Keep in mind that your function will often "just" be adapting Data
to
whatever format our internal C++ functions requires. However, you have a
lot of freedom in exactly what you choose to do. Just make sure your
function crashes or produces an invariant when something interesting
happens! As just a few ideas:
- You might choose to call multiple implementations of a single operation, and validate that they produce the same output when presented the same input.
- You could tease out individual bytes from
Data
and provide them as different arguments to the function under test.

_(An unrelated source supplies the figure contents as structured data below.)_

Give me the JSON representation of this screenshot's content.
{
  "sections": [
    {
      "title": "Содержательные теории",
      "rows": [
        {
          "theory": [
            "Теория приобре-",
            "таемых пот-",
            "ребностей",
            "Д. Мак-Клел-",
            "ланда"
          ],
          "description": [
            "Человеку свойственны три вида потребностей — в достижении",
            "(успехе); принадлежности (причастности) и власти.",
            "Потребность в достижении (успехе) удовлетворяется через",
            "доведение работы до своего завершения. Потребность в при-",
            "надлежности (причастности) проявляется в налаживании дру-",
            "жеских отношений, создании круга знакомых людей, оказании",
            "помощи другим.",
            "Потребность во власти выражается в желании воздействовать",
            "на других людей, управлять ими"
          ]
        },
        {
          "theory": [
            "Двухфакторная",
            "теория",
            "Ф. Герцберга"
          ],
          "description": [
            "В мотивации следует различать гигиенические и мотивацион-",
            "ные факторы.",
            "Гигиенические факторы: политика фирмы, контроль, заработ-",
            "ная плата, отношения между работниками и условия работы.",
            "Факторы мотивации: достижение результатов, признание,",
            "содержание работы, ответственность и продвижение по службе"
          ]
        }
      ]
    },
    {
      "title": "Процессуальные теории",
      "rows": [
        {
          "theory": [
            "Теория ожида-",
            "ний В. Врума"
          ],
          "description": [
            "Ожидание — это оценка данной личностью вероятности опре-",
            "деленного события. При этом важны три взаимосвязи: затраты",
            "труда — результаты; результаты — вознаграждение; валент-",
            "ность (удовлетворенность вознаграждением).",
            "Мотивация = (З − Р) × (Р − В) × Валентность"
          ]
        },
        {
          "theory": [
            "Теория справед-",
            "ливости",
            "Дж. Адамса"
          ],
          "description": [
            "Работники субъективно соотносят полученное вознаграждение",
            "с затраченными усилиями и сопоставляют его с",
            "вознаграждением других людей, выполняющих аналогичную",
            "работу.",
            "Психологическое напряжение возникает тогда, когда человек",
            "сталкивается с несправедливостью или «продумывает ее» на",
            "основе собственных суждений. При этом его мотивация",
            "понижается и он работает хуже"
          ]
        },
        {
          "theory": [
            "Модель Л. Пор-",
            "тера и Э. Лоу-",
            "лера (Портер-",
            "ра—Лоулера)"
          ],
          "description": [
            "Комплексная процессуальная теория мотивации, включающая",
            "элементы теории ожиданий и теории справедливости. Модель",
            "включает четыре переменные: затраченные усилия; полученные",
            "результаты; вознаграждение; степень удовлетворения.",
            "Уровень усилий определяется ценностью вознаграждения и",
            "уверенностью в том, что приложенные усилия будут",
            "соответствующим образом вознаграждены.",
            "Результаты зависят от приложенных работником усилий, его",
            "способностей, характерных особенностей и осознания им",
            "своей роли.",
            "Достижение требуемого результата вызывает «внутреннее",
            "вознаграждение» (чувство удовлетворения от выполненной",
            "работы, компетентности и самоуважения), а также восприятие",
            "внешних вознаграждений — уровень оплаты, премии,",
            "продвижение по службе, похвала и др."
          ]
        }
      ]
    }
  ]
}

Finally, your cpp file will need a SCons target. There is a method which defines fuzzer targets, much like how we define unittests. For example:
env.CppLibfuzzerTest(
target='op_msg_fuzzer',
source=[
'op_msg_fuzzer.cpp',
],
LIBDEPS=[
'$BUILD_DIR/mongo/base',
'op_msg_fuzzer_fixture',
],
)
Running LibFuzzer
Your test's object file and all of its dependencies must be compiled with the "fuzzer" sanitizer, plus a set of sanitizers which might produce interesting runtime errors like AUBSAN. Evergreen has a build variant, whose name will include the string "FUZZER", which will compile and run all of the fuzzer tests.
The fuzzers can be built locally, for development and debugging. Check our Evergreen configuration for the current SCons arguments.
LibFuzzer binaries will accept a path to a directory containing its "corpus". A corpus is a list of examples known to produce interesting outputs. LibFuzzer will start producing interesting results more quickly if starts off with a set of inputs which it can begin mutating. When its done, it will write down any new inputs it discovered into its corpus. Re-using a corpus across executions is a good way to make LibFuzzer return more results in less time. Our Evergreen tasks will try to acquire and re-use a corpus from an earlier commit, if it can.